A look at the aftershocks from the Nov. 30 earthquake as of Sunday evening. The larger red dot shows the automatic location of the 4.2 aftershock that rattled Anchorage and Mat-Su on Sunday. (Screengrab of Alaska Earthquake Center website)

An earthquake with a preliminary magnitude of 4.2 rattled Anchorage and Mat-Su at 5:04 p.m. Sunday, the biggest aftershock to hit the area in about a week.

The Alaska Earthquake Center said the quake was centered 19 miles northwest of Anchorage, in the Big Lake area.

Since the 7.0 earthquake that caused widespread damage in Anchorage and Mat-Su on Nov. 30, at least 4,000 aftershocks have been recorded, according to the earthquake center. (Track the latest aftershocks here.)

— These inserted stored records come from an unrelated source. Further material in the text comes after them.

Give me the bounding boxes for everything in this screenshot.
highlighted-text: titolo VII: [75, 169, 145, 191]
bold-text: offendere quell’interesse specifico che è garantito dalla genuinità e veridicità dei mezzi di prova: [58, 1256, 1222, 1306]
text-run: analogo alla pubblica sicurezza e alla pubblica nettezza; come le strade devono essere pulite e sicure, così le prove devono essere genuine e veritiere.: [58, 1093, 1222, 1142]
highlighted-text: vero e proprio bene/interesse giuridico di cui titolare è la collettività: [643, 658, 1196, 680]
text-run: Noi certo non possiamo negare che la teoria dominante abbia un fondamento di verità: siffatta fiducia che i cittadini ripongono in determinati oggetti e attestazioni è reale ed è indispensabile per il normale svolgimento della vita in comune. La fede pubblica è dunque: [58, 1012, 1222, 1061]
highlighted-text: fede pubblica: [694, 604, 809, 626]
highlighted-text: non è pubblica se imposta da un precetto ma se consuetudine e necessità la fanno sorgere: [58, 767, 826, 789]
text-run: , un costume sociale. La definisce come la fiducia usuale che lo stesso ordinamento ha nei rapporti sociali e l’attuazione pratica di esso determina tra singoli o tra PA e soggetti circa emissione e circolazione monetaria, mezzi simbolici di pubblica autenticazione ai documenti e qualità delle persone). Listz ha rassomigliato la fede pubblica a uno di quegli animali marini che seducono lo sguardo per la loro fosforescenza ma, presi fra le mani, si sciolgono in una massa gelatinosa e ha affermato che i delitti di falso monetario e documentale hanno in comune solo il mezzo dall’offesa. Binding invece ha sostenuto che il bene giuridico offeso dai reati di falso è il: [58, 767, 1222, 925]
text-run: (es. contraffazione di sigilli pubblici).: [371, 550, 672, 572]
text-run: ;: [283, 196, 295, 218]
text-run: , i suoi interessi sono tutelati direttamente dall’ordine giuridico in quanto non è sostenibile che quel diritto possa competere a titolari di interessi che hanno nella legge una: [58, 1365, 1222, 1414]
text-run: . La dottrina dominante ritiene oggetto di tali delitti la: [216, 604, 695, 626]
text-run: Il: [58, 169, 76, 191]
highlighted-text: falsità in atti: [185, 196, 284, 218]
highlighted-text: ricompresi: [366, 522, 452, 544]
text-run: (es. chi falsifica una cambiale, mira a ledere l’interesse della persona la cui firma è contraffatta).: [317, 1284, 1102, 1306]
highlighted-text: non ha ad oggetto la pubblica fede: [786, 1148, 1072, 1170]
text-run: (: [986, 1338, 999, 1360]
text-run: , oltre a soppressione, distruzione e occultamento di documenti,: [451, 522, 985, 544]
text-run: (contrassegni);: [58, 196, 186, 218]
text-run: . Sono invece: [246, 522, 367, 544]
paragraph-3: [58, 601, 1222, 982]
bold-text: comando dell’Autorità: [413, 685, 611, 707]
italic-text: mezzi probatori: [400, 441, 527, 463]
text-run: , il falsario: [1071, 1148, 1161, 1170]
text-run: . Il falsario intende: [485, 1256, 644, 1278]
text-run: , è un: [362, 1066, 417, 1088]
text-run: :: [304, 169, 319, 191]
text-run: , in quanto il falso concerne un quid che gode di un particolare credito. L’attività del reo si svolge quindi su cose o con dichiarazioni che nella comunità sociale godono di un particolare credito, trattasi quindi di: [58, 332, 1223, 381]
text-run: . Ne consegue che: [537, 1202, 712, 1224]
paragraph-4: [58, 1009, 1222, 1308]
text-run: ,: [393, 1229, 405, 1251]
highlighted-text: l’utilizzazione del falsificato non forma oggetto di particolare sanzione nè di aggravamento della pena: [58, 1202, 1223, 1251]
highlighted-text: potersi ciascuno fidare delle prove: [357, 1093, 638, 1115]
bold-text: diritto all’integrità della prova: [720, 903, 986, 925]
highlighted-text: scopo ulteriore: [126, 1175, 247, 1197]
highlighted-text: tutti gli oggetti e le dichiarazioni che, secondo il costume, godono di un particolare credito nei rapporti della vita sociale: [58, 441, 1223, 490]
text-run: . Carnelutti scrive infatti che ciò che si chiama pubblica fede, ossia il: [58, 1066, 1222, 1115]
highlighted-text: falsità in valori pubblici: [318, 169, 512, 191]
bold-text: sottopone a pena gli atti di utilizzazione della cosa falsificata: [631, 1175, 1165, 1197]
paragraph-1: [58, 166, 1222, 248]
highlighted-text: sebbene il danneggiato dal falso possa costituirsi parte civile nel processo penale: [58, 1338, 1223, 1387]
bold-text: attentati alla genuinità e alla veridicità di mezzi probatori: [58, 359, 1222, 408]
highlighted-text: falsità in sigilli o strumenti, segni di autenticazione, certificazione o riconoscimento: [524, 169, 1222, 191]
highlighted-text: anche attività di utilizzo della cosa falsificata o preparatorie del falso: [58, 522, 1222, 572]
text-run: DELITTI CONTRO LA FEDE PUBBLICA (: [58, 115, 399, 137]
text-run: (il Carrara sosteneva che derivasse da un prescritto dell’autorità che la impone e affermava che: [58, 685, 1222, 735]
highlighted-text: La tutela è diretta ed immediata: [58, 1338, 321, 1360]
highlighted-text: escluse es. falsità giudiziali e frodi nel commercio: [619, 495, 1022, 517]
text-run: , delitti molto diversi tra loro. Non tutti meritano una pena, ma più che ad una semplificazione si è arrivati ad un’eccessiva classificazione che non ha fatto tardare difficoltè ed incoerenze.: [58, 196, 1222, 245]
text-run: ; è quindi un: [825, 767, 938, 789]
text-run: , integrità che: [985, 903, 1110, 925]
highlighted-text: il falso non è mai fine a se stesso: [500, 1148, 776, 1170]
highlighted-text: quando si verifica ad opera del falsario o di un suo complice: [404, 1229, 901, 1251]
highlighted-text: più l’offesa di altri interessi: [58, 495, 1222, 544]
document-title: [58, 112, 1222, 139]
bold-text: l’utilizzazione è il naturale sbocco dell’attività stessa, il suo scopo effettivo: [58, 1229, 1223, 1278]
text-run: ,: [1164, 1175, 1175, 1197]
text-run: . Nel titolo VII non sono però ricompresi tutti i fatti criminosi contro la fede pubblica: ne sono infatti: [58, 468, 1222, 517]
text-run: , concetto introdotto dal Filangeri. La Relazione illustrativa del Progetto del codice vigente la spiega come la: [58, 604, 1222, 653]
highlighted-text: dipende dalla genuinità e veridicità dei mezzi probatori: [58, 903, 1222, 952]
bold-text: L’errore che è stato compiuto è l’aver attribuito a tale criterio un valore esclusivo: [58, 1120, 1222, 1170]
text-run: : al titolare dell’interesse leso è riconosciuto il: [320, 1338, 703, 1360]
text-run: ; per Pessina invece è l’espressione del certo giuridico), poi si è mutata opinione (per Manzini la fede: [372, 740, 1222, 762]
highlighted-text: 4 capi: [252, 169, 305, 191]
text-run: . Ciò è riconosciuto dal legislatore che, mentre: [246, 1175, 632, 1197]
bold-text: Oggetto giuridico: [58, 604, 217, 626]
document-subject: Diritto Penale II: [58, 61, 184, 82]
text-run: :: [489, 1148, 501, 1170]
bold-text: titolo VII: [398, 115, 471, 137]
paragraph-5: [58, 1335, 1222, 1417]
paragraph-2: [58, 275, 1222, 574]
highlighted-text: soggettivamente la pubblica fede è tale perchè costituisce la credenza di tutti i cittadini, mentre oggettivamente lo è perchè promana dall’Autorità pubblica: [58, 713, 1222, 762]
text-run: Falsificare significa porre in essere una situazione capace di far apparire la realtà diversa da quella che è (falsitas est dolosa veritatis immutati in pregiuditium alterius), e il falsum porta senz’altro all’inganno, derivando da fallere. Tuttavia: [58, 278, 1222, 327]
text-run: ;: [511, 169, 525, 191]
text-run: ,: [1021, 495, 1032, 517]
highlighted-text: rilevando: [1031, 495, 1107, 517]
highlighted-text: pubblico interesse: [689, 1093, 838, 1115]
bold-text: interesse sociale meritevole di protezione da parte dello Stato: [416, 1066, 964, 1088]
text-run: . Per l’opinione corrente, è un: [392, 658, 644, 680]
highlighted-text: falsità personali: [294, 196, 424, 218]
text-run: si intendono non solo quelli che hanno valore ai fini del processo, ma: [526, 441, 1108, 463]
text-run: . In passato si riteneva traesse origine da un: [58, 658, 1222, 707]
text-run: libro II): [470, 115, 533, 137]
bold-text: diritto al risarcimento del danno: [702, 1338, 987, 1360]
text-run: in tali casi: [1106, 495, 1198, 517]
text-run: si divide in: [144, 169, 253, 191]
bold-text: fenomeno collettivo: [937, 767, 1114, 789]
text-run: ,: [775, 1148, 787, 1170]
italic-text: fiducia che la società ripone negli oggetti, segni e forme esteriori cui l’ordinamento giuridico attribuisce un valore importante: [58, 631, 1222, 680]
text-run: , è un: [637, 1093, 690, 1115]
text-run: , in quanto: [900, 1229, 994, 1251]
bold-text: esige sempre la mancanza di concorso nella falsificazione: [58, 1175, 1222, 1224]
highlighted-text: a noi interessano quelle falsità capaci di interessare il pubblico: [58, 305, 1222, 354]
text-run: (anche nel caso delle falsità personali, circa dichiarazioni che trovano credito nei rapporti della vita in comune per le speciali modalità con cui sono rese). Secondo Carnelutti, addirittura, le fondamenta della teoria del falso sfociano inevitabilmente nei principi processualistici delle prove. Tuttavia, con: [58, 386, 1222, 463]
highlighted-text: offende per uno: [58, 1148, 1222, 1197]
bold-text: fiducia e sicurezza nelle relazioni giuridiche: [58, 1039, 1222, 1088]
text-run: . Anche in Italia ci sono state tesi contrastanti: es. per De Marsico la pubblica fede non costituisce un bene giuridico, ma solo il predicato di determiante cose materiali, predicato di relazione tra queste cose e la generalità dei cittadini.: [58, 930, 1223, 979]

Most have been too small to feel, but at least two dozen have been larger than a 4.0, according to the earthquake center. The last aftershock of magnitude 4.0 or higher to originate in the same area was a 4.8 shaker the morning of Dec. 9, according to the earthquake center.

Aftershocks are normal after tectonic earthquakes, seismologists say.

“For an earthquake of this size, we expect the aftershocks to continue for a few months," Natalia Ruppert of the Alaska Earthquake Center has said. "The rate of the aftershocks, however, will be going down with time.”